Es el caso de la Argentina. Mucho se ha discutido en reuniones entre la Cancillería y Defensa acerca de si es necesario disminuir la presencia militar y asignar personal orientado a cooperar con la comunidad haitiana en otros aspectos que no sean meramente el mantenimiento de la paz, el orden y la seguridad. Fundan su posición en que ya hubo elecciones, Haití tiene presidente, legisladores y se encamina a la normalización de la Justicia y de sus instituciones. La jefa castrense Garré es una de las adalides del cambio -influenciada por la doctrina chavista de la unión cívico-militar, modelo aggiornado del « operativo Dorrego»- mientras que Chile y Brasil sostienen la esencia castrense de la misión. La diferencia es de concepto, claramente el Capítulo VII de la Carta de la Naciones Unidas que es la norma que rige el mandato de la actual misión en Haití, establece el uso de la fuerza para mantener la paz internacional y de la región en la zona en conflicto y acotó el número de la fuerza militar de Cascos Azules.
Nueva policía
El otro aspecto que señala el mandato es el pedido a los países miembro, de fuerzas policiales para formación y adiestramiento de la nueva policía nacional de Haití.
Para modificar la composición de la futura misión de paz, el Consejo de Seguridad de las Naciones Unidas debería reconocer una mejora sustancial en la situación políticoinstitucional de Haití y en consecuencia proceder a la revisión del mandato (no sólo a su prolongación temporal). Por eso, la agenda de Insulza y los ministros de Defensa contemplan una reunión con el presidente haitiano René Préval, el Force Commander de la Minustah y el aporte de los últimos datos de inteligencia sobre la situación de Haití con el propósito de evaluar la redefinición del mandato.

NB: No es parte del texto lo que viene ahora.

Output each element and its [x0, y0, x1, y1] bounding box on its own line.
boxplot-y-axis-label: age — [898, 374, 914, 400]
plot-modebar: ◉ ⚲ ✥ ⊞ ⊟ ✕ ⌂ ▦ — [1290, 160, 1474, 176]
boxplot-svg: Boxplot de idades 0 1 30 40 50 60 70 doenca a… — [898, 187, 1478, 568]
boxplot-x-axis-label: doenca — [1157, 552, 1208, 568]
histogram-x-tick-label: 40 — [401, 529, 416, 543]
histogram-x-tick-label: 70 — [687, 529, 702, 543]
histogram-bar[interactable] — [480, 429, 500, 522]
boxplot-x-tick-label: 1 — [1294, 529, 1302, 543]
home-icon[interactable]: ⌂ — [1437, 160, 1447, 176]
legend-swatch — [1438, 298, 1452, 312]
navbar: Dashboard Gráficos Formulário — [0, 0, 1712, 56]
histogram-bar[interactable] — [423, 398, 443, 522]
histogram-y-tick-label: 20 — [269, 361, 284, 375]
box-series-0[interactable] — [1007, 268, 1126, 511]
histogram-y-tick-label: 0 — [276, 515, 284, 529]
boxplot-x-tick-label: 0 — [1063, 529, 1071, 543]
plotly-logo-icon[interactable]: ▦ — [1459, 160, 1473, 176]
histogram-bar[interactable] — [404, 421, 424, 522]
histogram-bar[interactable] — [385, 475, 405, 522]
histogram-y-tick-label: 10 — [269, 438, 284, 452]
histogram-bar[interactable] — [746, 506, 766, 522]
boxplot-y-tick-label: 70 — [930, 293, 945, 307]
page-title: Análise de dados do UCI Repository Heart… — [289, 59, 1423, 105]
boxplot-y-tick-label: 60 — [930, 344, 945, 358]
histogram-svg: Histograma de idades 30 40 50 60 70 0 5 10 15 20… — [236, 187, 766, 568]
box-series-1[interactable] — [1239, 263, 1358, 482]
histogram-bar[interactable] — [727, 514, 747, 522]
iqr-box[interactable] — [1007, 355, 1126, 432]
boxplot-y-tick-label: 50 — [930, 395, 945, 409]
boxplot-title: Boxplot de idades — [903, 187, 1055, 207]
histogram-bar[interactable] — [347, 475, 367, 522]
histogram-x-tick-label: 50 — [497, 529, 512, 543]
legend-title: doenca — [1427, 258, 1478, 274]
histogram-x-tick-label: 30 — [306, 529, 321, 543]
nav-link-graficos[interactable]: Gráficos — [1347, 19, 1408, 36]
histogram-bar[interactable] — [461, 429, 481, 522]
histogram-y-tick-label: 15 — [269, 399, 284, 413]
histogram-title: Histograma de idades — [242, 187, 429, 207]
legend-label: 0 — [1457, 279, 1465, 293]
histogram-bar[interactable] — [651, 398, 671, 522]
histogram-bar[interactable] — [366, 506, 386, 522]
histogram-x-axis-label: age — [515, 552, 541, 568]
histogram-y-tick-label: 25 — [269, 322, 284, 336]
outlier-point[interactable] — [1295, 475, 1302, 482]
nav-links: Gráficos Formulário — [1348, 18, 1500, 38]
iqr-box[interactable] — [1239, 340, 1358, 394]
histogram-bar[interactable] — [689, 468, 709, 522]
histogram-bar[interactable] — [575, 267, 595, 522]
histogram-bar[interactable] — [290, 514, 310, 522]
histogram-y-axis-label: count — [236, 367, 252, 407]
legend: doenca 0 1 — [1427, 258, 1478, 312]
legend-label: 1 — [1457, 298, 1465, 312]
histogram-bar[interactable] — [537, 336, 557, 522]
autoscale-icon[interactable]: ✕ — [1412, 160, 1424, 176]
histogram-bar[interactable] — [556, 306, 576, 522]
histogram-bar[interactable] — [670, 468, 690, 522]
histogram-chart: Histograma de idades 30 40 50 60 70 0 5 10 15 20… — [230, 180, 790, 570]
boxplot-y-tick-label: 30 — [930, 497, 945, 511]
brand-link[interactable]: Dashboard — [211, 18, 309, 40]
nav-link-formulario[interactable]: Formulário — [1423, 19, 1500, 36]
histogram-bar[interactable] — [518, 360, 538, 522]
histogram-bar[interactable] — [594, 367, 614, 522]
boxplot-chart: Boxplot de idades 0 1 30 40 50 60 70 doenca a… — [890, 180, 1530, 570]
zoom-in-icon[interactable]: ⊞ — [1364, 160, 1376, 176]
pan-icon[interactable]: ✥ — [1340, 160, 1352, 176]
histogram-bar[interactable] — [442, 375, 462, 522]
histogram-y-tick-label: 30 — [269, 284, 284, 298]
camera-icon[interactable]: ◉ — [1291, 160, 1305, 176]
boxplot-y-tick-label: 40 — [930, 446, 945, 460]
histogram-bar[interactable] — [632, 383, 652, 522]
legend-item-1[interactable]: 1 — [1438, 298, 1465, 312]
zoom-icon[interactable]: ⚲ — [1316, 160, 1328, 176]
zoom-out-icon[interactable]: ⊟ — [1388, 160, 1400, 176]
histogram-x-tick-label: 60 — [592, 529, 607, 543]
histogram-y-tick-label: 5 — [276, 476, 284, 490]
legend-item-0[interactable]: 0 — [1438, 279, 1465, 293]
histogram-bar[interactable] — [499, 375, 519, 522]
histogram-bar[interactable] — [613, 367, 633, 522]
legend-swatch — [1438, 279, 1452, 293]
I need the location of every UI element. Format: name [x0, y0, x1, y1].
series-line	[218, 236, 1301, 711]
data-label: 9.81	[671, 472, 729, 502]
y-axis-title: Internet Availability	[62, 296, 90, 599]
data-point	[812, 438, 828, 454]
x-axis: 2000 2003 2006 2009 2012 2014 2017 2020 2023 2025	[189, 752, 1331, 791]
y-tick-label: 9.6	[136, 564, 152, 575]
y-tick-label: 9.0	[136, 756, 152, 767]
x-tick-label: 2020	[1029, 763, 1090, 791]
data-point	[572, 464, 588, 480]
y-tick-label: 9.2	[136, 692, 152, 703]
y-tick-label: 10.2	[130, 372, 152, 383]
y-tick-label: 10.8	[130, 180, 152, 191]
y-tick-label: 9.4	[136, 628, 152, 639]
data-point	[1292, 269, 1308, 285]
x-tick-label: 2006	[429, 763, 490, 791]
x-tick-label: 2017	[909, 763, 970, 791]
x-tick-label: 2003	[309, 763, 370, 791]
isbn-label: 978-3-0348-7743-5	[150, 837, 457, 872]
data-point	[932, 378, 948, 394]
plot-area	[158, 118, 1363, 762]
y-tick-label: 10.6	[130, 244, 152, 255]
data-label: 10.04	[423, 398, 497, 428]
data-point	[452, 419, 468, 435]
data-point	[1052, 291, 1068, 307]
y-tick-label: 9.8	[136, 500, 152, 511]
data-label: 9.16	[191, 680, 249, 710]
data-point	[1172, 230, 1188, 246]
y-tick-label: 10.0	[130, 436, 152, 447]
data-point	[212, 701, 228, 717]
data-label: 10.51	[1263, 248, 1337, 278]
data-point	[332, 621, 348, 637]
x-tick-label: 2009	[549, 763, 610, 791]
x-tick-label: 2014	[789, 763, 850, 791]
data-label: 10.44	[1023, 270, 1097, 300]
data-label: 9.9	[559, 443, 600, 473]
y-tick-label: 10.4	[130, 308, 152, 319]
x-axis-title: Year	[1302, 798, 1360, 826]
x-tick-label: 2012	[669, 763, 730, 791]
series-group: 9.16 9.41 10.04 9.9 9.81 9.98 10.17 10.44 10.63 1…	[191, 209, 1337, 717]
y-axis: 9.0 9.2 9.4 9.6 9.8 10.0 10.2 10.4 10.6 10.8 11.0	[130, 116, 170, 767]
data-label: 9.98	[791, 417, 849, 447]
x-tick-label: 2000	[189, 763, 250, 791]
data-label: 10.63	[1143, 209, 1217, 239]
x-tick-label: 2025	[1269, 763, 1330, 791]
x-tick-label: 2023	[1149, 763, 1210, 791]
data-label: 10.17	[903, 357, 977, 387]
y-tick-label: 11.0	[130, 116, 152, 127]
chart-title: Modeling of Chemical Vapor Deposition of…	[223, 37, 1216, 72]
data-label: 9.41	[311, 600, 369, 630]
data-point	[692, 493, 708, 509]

Desde la Secretaría General de la OEA se expresan argumentos ambiguos, casi a conveniencia de oído: «Los problemas de Haití son lo suficientemente grandes como para que la comunidad internacional mantenga una presencia durante todo el tiempo que el gobierno de Haití se lo solicite». Eso supondría renovar el compromiso y el esfuerzo militar de los 9 países latinoamericanos para que no haya deserciones en el esquema venidero. La fuerza conjunta argentina suma 614 hombres entre efectivos del Ejército, la Armada y la Fuerza Aérea, más el hospital móvil de los aviadores.
El 1 de agosto pasado en una visita de 24 horas a Puerto Príncipe, preparatoria de la cumbre de ministros de Defensa, Ban Ki Moon, secretario general de las Naciones Unidas, dio su parecer: «Las Naciones Unidas que estuvieron cinco veces en Haití, no se irán del país hasta que su futuro esté asegurado». El presidente haitiano René Préval cuando estuvo en la Argentina pidió que el país continuara con su apoyo de Cascos Azules, pero también que colaborara en aspectos contribuyentes al desarrollo económico. Defensa, en tiempos de José Pampuro, se había comprometido a enviar maquinaria para obras viales, morosidad que aún pesa sobre Garré.